Fundamentals of Data Engineering Plan and Build Robust Data Systems by Joe Reis and Matt Housley, released in July 2022, serves as a comprehensive guide to understanding the intricacies of data engineering. From the foundational concepts to the future trends, this book presents a strategic approach to building robust data systems, covering critical aspects such as data architecture, technology selection, and ensuring security and privacy. With a keen eye on the evolving landscape of data engineering, this book is an essential resource for both novices and seasoned professionals in the field.

  1. Chapter 1, "Data Engineering Described," introduces the concept of data engineering, outlining the necessary skills and activities, along with the roles of data engineers within an organization.
  2. Chapter 2, "The Data Engineering Lifecycle," explains the phases within the data engineering lifecycle, emphasizing the key elements and stages involved in the process.
  3. Chapter 3, "Designing Good Data Architecture," explores the principles and concepts essential for creating effective data architecture, along with the various types and examples of data architecture and the key stakeholders involved in the design process.
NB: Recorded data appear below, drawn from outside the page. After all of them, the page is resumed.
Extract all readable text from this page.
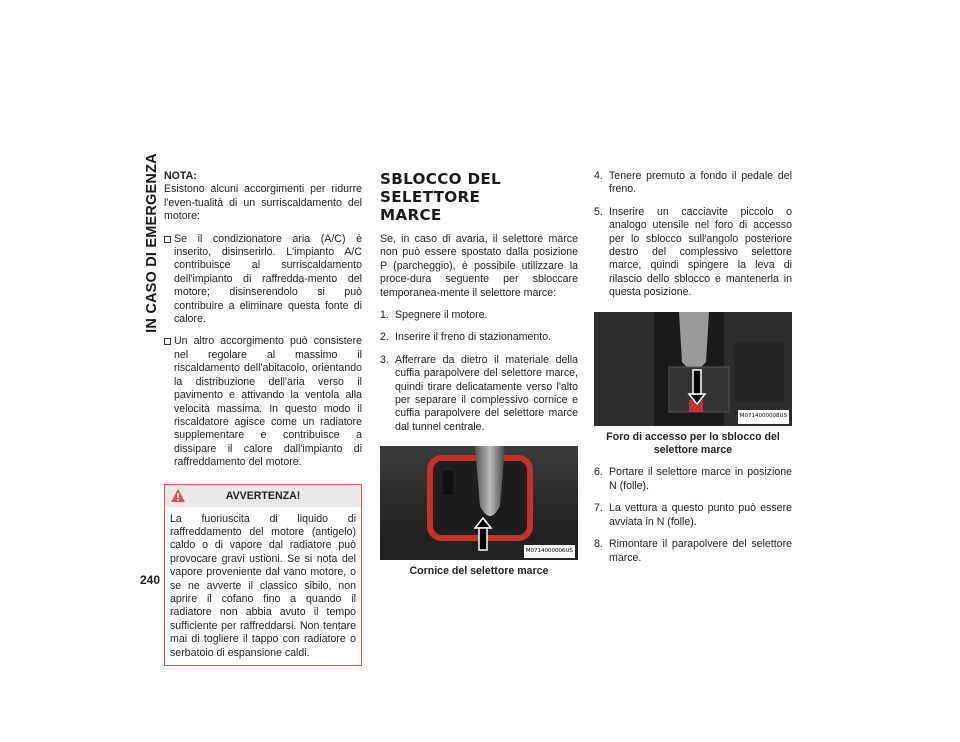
IN CASO DI EMERGENZA
240
NOTA:

Esistono alcuni accorgimenti per ridurre l'even-tualità di un surriscaldamento del motore:

Se il condizionatore aria (A/C) è inserito, disinserirlo. L'impianto A/C contribuisce al surriscaldamento dell'impianto di raffredda-mento del motore; disinserendolo si può contribuire a eliminare questa fonte di calore.
Un altro accorgimento può consistere nel regolare al massimo il riscaldamento dell'abitacolo, orientando la distribuzione dell'aria verso il pavimento e attivando la ventola alla velocità massima. In questo modo il riscaldatore agisce come un radiatore supplementare e contribuisce a dissipare il calore dall'impianto di raffreddamento del motore.
AVVERTENZA!
La fuoriuscita di liquido di raffreddamento del motore (antigelo) caldo o di vapore dal radiatore può provocare gravi ustioni. Se si nota del vapore proveniente dal vano motore, o se ne avverte il classico sibilo, non aprire il cofano fino a quando il radiatore non abbia avuto il tempo sufficiente per raffreddarsi. Non tentare mai di togliere il tappo con radiatore o serbatoio di espansione caldi.
SBLOCCO DEL SELETTORE
MARCE

Se, in caso di avaria, il selettore marce non può essere spostato dalla posizione P (parcheggio), è possibile utilizzare la proce-dura seguente per sbloccare temporanea-mente il selettore marce:

1. Spegnere il motore.
2. Inserire il freno di stazionamento.
3. Afferrare da dietro il materiale della cuffia parapolvere del selettore marce, quindi tirare delicatamente verso l'alto per separare il complessivo cornice e cuffia parapolvere del selettore marce dal tunnel centrale.
M0714000006US
Cornice del selettore marce
4. Tenere premuto a fondo il pedale del freno.
5. Inserire un cacciavite piccolo o analogo utensile nel foro di accesso per lo sblocco sull'angolo posteriore destro del complessivo selettore marce, quindi spingere la leva di rilascio dello sblocco e mantenerla in questa posizione.
M0714000008US
Foro di accesso per lo sblocco del selettore marce
6. Portare il selettore marce in posizione N (folle).
7. La vettura a questo punto può essere avviata in N (folle).
8. Rimontare il parapolvere del selettore marce.
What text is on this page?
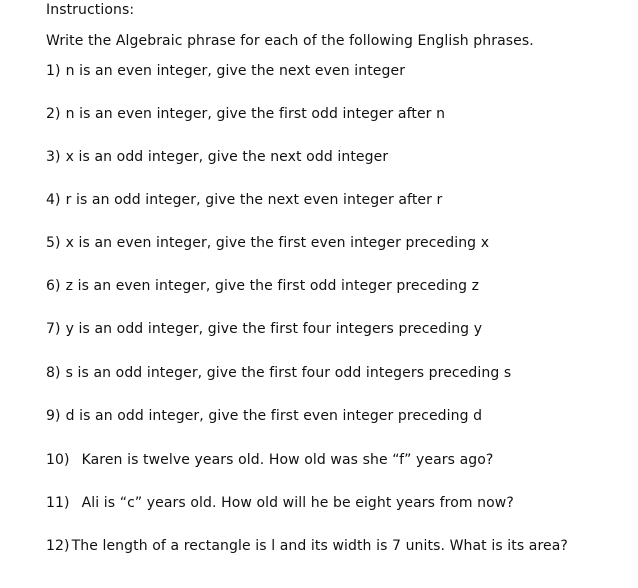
Instructions:
Write the Algebraic phrase for each of the following English phrases.
1) n is an even integer, give the next even integer
2) n is an even integer, give the first odd integer after n
3) x is an odd integer, give the next odd integer
4) r is an odd integer, give the next even integer after r
5) x is an even integer, give the first even integer preceding x
6) z is an even integer, give the first odd integer preceding z
7) y is an odd integer, give the first four integers preceding y
8) s is an odd integer, give the first four odd integers preceding s
9) d is an odd integer, give the first even integer preceding d
10) Karen is twelve years old. How old was she “f” years ago?
11) Ali is “c” years old. How old will he be eight years from now?
12) The length of a rectangle is l and its width is 7 units. What is its area?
  4. Chapter 4, "Choosing Technologies Across the Data Engineering Lifecycle," focuses on the factors influencing technology choices during the data engineering process, considering team capabilities, cost optimization, future scalability, and other relevant criteria.
  5. Chapter 5, "Data Generation in Source Systems," delves into the sources and practical details of data generation, emphasizing the main ideas and practical considerations involved in managing source systems.
  6. Chapter 6, "Storage," covers the fundamentals of data storage, storage systems, and storage abstractions, discussing the latest trends and big ideas in the field, along with the relevant collaborators and undercurrents.
  7. Chapter 7, "Ingestion," examines the concept of data ingestion, including key engineering considerations and various approaches to data ingestion, addressing both batch and message/stream ingestion, along with the pertinent collaborators and underlying factors.
  8. Chapter 8, "Queries, Modeling, and Transformation," discusses queries, data modeling, and transformations, emphasizing the collaborative aspects involved in these stages and the underlying factors that influence decision-making.
  9. Chapter 9, "Serving Data for Analytics, Machine Learning, and Reverse ETL," covers the general considerations for serving data for analytics and machine learning purposes, highlighting the key elements in the process, including the concept of reverse ETL, and outlining the relevant collaborators and underlying dynamics.
  10. Chapter 10, "Security and Privacy," focuses on the aspects of people, processes, and technology within the context of ensuring security and privacy in data engineering processes.
  11. Chapter 11, "The Future of Data Engineering," presents insights into the future of the data engineering lifecycle, emphasizing the decline of complexity, the rise of user-friendly data tools, the role of cloud-scale data OS, and the evolving nature of titles and responsibilities within the field.